If you mean corporeal in terms of beyond our bodies as they exist now - then sure, they’re are plausible possibilities of how our consciousness might continue in one form or another.
But these forms would all be ‘corporeal’, in terms of they would all physically have an existence.
No, atheism just means a belief that there is no god/goddess. It doesn’t remove religion in its entirety though.
As for a scientific version of the afterlife, there’s the idea of near death experiences that are most likely chemically related to the brain than anything spiritual or supernatural. (This isn’t meant to invoke the board’s famous NDE “specialist”)
Take the idea that consciousness is some type of physical phenomenon even if we don’t know exactly what causes it. Now take the idea that the universe recreates itself in an infinite number of cycles. It could be inevitable that whatever makes you conscious also recreates itself over and over. If true, this may seem more like infinite reincarnation but I think the divisions are very blurry and this would be an afterlife of sorts albeit a very strange one.
But what is religion with no gods? I think when most people say they’re atheist, they’re also admitting to not believing in a spiritual afterlife and similar, unprovable things.
Forgive my ignorance if I’m wrong here but wouldn’t Budism count?
They don’t belive in a God but they do belive in life after death of your physical form.
That’s the dictionary definition of atheism. In the real world most atheists (and note that I carefully littered my post with that qualifier: atheists are a diverse group, just like all other groups) remove themselves from religion and vice versa.
There is no scientific evidence of NDE, just anecdotal accounts.
Buddhism.
Technically, it’s possible to believe in something like reincarnation without believing in any gods (and millions of people do), so non-theistic notions of an afterlife (or at least a continued existence of sorts), do exist.
As for scientific hypotheses. Nope. Consciousness and memory are emergent properties of the brain.
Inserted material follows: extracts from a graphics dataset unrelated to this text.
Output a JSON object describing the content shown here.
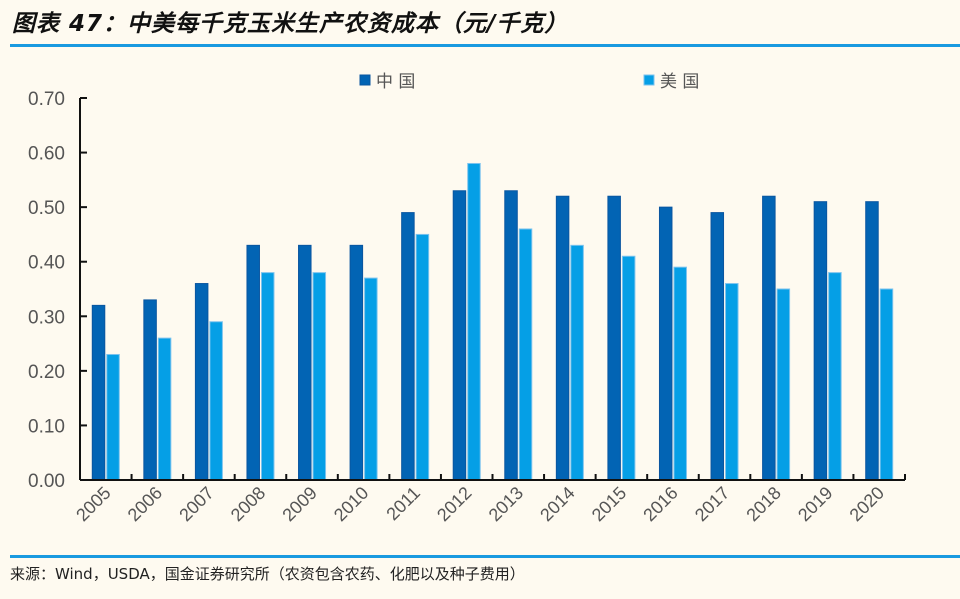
{
  "header": {
    "title": "图表 47：中美每千克玉米生产农资成本（元/千克）"
  },
  "footer": {
    "source": "来源：Wind，USDA，国金证券研究所（农资包含农药、化肥以及种子费用）"
  },
  "colors": {
    "china": "#0264b4",
    "usa": "#059fe6",
    "rule": "#1a9ae0",
    "background": "#fefaf0"
  },
  "chart_data": {
    "type": "bar",
    "title": "中美每千克玉米生产农资成本（元/千克）",
    "xlabel": "",
    "ylabel": "",
    "ylim": [
      0,
      0.7
    ],
    "yticks": [
      "0.00",
      "0.10",
      "0.20",
      "0.30",
      "0.40",
      "0.50",
      "0.60",
      "0.70"
    ],
    "grid": false,
    "legend_position": "top",
    "categories": [
      "2005",
      "2006",
      "2007",
      "2008",
      "2009",
      "2010",
      "2011",
      "2012",
      "2013",
      "2014",
      "2015",
      "2016",
      "2017",
      "2018",
      "2019",
      "2020"
    ],
    "series": [
      {
        "name": "中国",
        "color": "#0264b4",
        "values": [
          0.32,
          0.33,
          0.36,
          0.43,
          0.43,
          0.43,
          0.49,
          0.53,
          0.53,
          0.52,
          0.52,
          0.5,
          0.49,
          0.52,
          0.51,
          0.51
        ]
      },
      {
        "name": "美国",
        "color": "#059fe6",
        "values": [
          0.23,
          0.26,
          0.29,
          0.38,
          0.38,
          0.37,
          0.45,
          0.58,
          0.46,
          0.43,
          0.41,
          0.39,
          0.36,
          0.35,
          0.38,
          0.35
        ]
      }
    ]
  }
}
No brain = no “soul.”
Pedantically speaking, NDE’s are the anecdotes. There is no reason to believe the experiences have any supernatural basis, but strictky speaking, NDE’s do exist as a subjective experience.
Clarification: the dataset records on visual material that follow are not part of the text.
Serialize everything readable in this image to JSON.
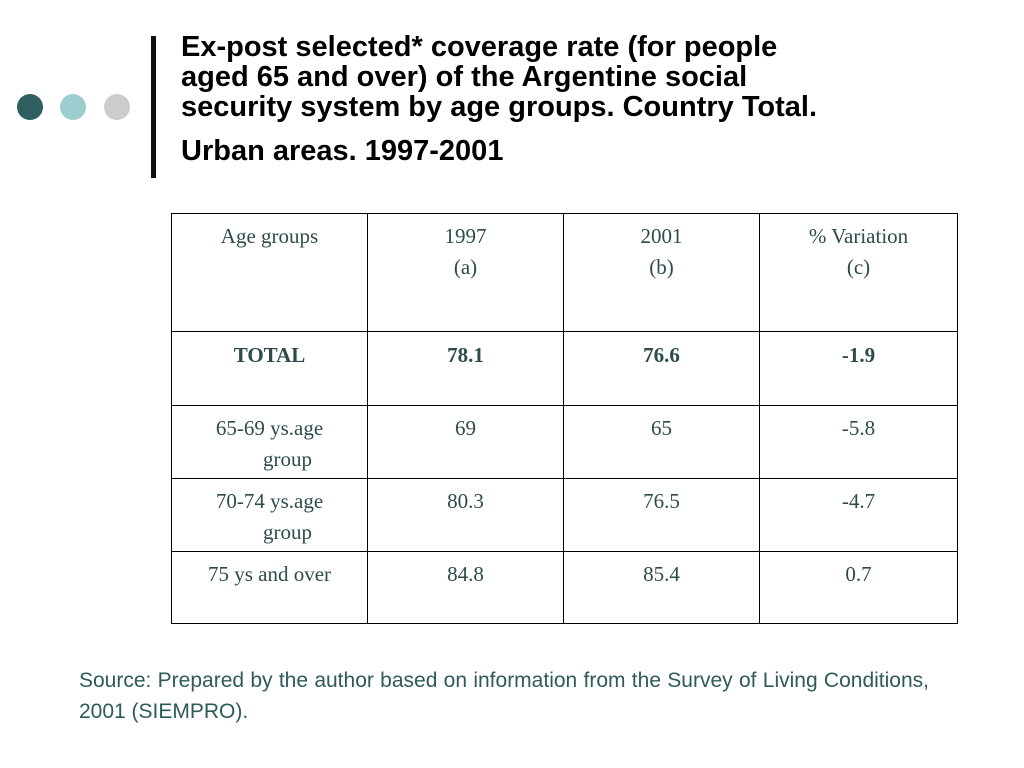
{
  "title": {
    "line1": "Ex-post selected* coverage rate (for people",
    "line2": "aged 65 and over) of the Argentine social",
    "line3": "security system by age groups. Country Total.",
    "line4": "Urban areas.  1997-2001"
  },
  "table": {
    "headers": [
      {
        "main": "Age groups",
        "sub": ""
      },
      {
        "main": "1997",
        "sub": "(a)"
      },
      {
        "main": "2001",
        "sub": "(b)"
      },
      {
        "main": "% Variation",
        "sub": "(c)"
      }
    ],
    "total_row": {
      "label": "TOTAL",
      "y1997": "78.1",
      "y2001": "76.6",
      "variation": "-1.9"
    },
    "rows": [
      {
        "label_a": "65-69 ys.age",
        "label_b": "group",
        "y1997": "69",
        "y2001": "65",
        "variation": "-5.8"
      },
      {
        "label_a": "70-74 ys.age",
        "label_b": "group",
        "y1997": "80.3",
        "y2001": "76.5",
        "variation": "-4.7"
      },
      {
        "label_a": "75 ys and over",
        "label_b": "",
        "y1997": "84.8",
        "y2001": "85.4",
        "variation": "0.7"
      }
    ]
  },
  "source": "Source: Prepared by the author based on information from the Survey of Living Conditions, 2001 (SIEMPRO).",
  "colors": {
    "dot_dark": "#2f5f60",
    "dot_light": "#9ecdd0",
    "dot_gray": "#cccccc",
    "table_text": "#2e4b4c",
    "source_text": "#2e5a5c"
  }
}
An afterlife could probably someday be achieved technologically by a brain-in-a-jar hooked up to a virtual reality computer. If being supernatural isn’t a necessary part of the definition, then that might suffice.
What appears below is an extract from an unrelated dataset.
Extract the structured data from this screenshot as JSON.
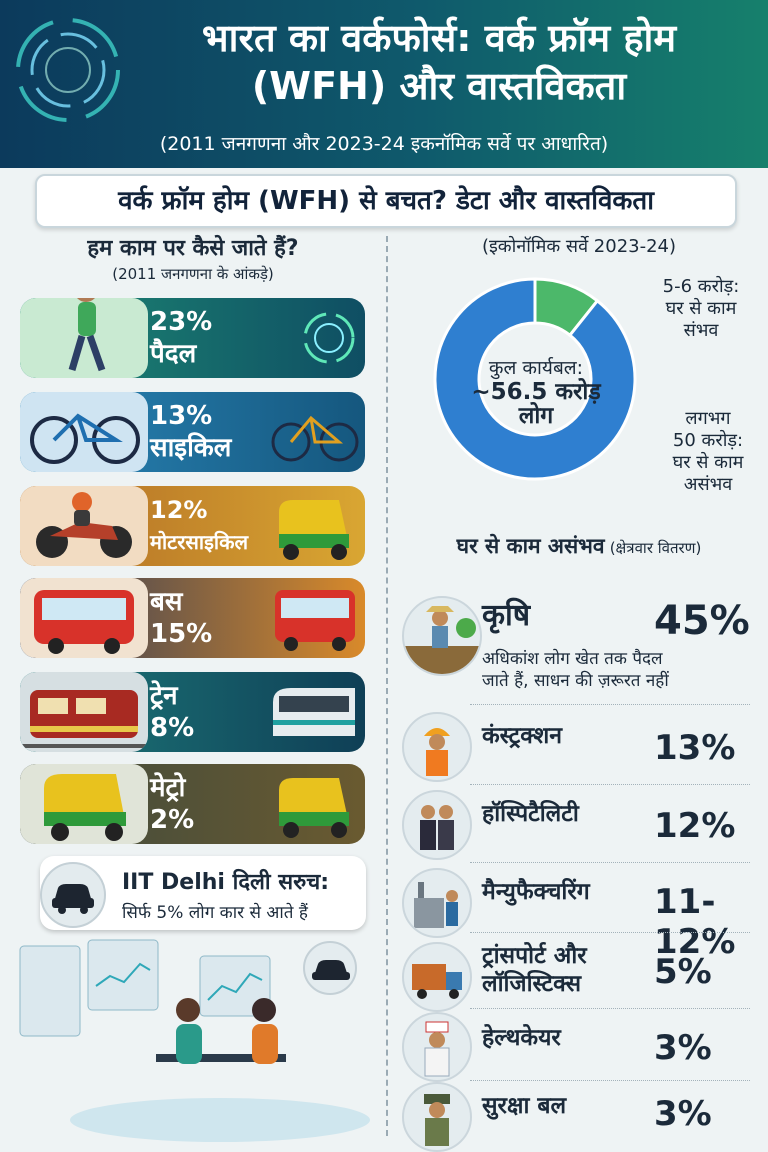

Simulating a mind in a computer may or may not, since that’s more of a copy than a continuation of the original.
hijack;
Only if you were actually USED as fertilizer, which probably isn’t legal. Otherwise you pretty much have two choices in our society;
1> Have your corpse filled with chemicals, locked in a metal box and sealed in concrete. Ten thousand years from now, those bodies, combined with fragmented zombie/vampire tales; are probably going to convince people that we lived in terror of our dead.
2> Crackle, crackle, crackle.
But that’s not really on-topic.
/hijack
Well you could opt for a natural burial.
How come bodies are embalmed routinely in the US?
So they will last long enough for a funeral.
How long do the arrangements take? Isn’t refrigeration enough?